In very belated fulfillment of my action item, herewith some discussion
of pattern five (the "notification" pattern, in WSDL 1.1 terms).

Pattern five is described, in the current part two of the current spec,
as a single message, in the direction OUT, using the fault-generation
ruleset "no faults".  Note that, under the circumstances, using "fault
replaces message" would be exactly equivalent: the first message can
never be a fault, and there is no second (or later) message to replace,
so the same no-fault effect would be achieved with that ruleset.

Given the definition, there are potentially two recognizable patterns,
which are in the mep task force document as the generic pattern 5, and
the more specific pattern 5a.  It is also possible to specify a pattern
5b, which mandates (rather than leaving undefined) the multicast nature
of the OUT message.

Pattern 5a specializes pattern 5 by making it clear that the message is
unicast.  There can only be a single node receiving the OUT message.

A proposed pattern 5b would specialize pattern 5 for pub/sub systems, by
making it clear that the message is multicast.  There may be one, zero,
or many receivers.

Unlike pattern two, where the concept of participant identity was a very
fruitful tool in combination with the designation of whether a
particular message was unicast or multicast, participant identity is
rather immaterial here.  There can only ever be one message in the
pattern.  It might be interesting to the service (or to other
participants) to know who received the message, but that is only
possible in pattern 5a.  So a less powerful form of participant identity
might be in effect here: are participants known or not?  This is very
strongly associated with the unicast versus multicast distinction,
however, so it may not actually be very interesting.

If a different fault generation pattern, specifically
message-triggers-fault, is used instead (call it pattern 5f, for
'fault'), then we get, again, two basic specializations of interest,
again based on the unicast versus multicast distinction:

5f1: unicast; a fault is returned if the receiving node detects the
need.

5f2: multicast: each receiving node may return a fault.

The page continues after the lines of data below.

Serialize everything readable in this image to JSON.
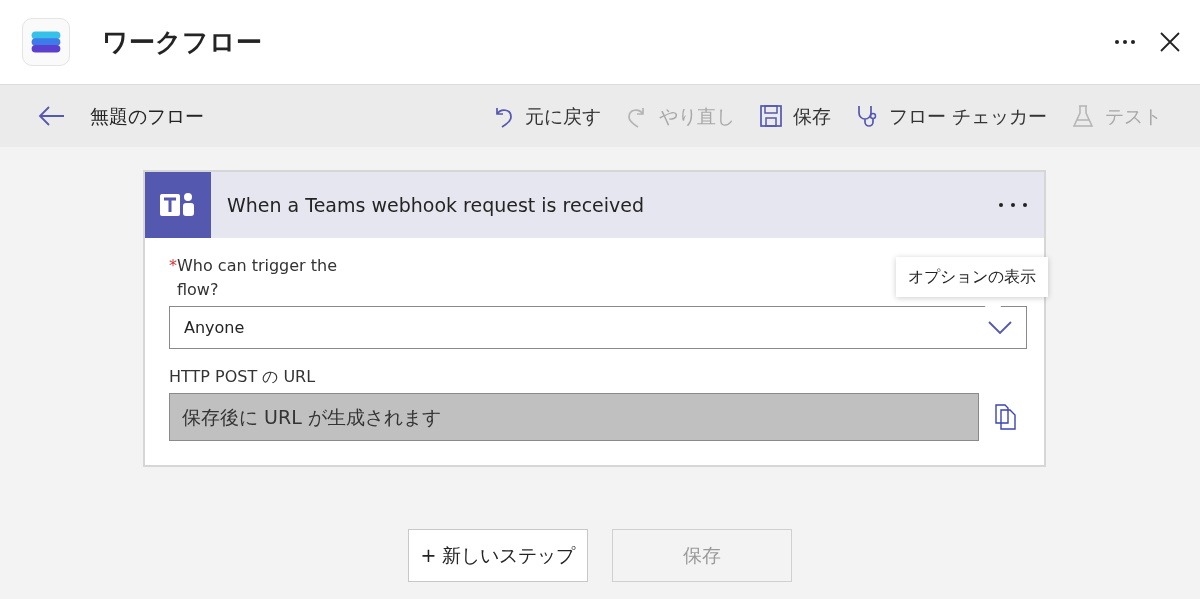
{
  "window": {
    "title": "ワークフロー"
  },
  "toolbar": {
    "back_label": "無題のフロー",
    "actions": [
      {
        "kind": "undo",
        "label": "元に戻す",
        "disabled": false
      },
      {
        "kind": "redo",
        "label": "やり直し",
        "disabled": true
      },
      {
        "kind": "save",
        "label": "保存",
        "disabled": false
      },
      {
        "kind": "checker",
        "label": "フロー チェッカー",
        "disabled": false
      },
      {
        "kind": "test",
        "label": "テスト",
        "disabled": true
      }
    ]
  },
  "trigger_card": {
    "title": "When a Teams webhook request is received",
    "fields": [
      {
        "kind": "dropdown",
        "required_mark": "*",
        "label": "Who can trigger the flow?",
        "value": "Anyone",
        "tooltip": "オプションの表示"
      },
      {
        "kind": "readonly",
        "label": "HTTP POST の URL",
        "value": "保存後に URL が生成されます"
      }
    ]
  },
  "buttons": [
    {
      "label": "+ 新しいステップ",
      "disabled": false
    },
    {
      "label": "保存",
      "disabled": true
    }
  ]
}
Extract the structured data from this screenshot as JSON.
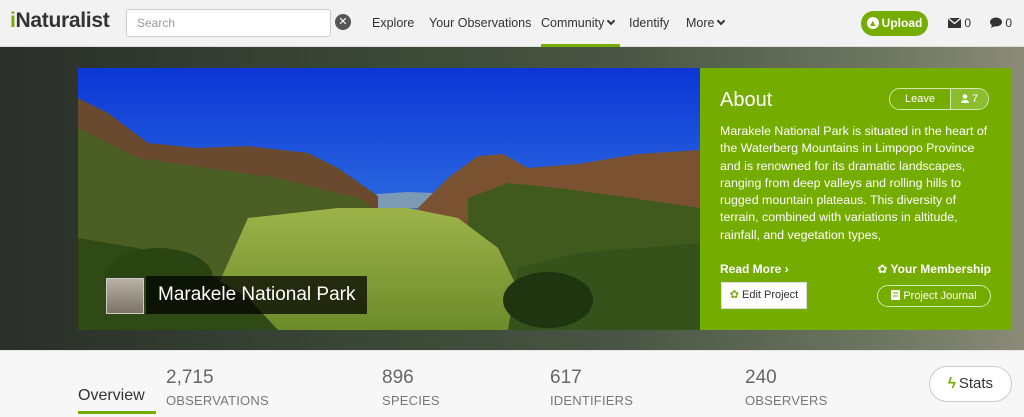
{
  "header": {
    "logo": {
      "prefix": "i",
      "rest": "Naturalist"
    },
    "search": {
      "placeholder": "Search",
      "clear_icon": "close-circle-icon"
    },
    "nav": {
      "explore": "Explore",
      "your_observations": "Your Observations",
      "community": "Community",
      "identify": "Identify",
      "more": "More"
    },
    "upload_label": "Upload",
    "messages_count": "0",
    "comments_count": "0",
    "accent_color": "#74ac00"
  },
  "project": {
    "title": "Marakele National Park",
    "about": {
      "heading": "About",
      "leave_label": "Leave",
      "members_count": "7",
      "description": "Marakele National Park is situated in the heart of the Waterberg Mountains in Limpopo Province and is renowned for its dramatic landscapes, ranging from deep valleys and rolling hills to rugged mountain plateaus. This diversity of terrain, combined with variations in altitude, rainfall, and vegetation types,",
      "read_more": "Read More",
      "your_membership": "Your Membership",
      "edit_project": "Edit Project",
      "project_journal": "Project Journal"
    }
  },
  "stats": {
    "overview_tab": "Overview",
    "items": [
      {
        "value": "2,715",
        "label": "OBSERVATIONS"
      },
      {
        "value": "896",
        "label": "SPECIES"
      },
      {
        "value": "617",
        "label": "IDENTIFIERS"
      },
      {
        "value": "240",
        "label": "OBSERVERS"
      }
    ],
    "stats_button": "Stats"
  }
}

This helps demonstrate the value of the fault-generation ruleset over
the specification of individual faults: with OUT, iFAULT* it is not
clear *how many* faults each node might send.  The fault-generation
ruleset helps make it clear that each node may only fault once, so the
cardinality of the possible faults MUST be associated with the
cardinality of receivers.  Note that using the older regex language, 5f1
is OUT, iFault?, and 5f2 is OUT, iFault* (but 5a and 5b are both OUT). 
Once again, there is a seemingly less-powerful form of node
identification going on, but it seems best expressed in the fault
ruleset, rather than otherwise.

Hope that helps.  I should have tried to organize a bit better, I think.
 Useful note, though is that for single-message patterns, it appears
that the concept of participant identity isn't very valuable, but the
unicast versus multicast distinction remains interesting.

Amy!
-- 
Amelia A. Lewis
Architect, TIBCO/Extensibility, Inc.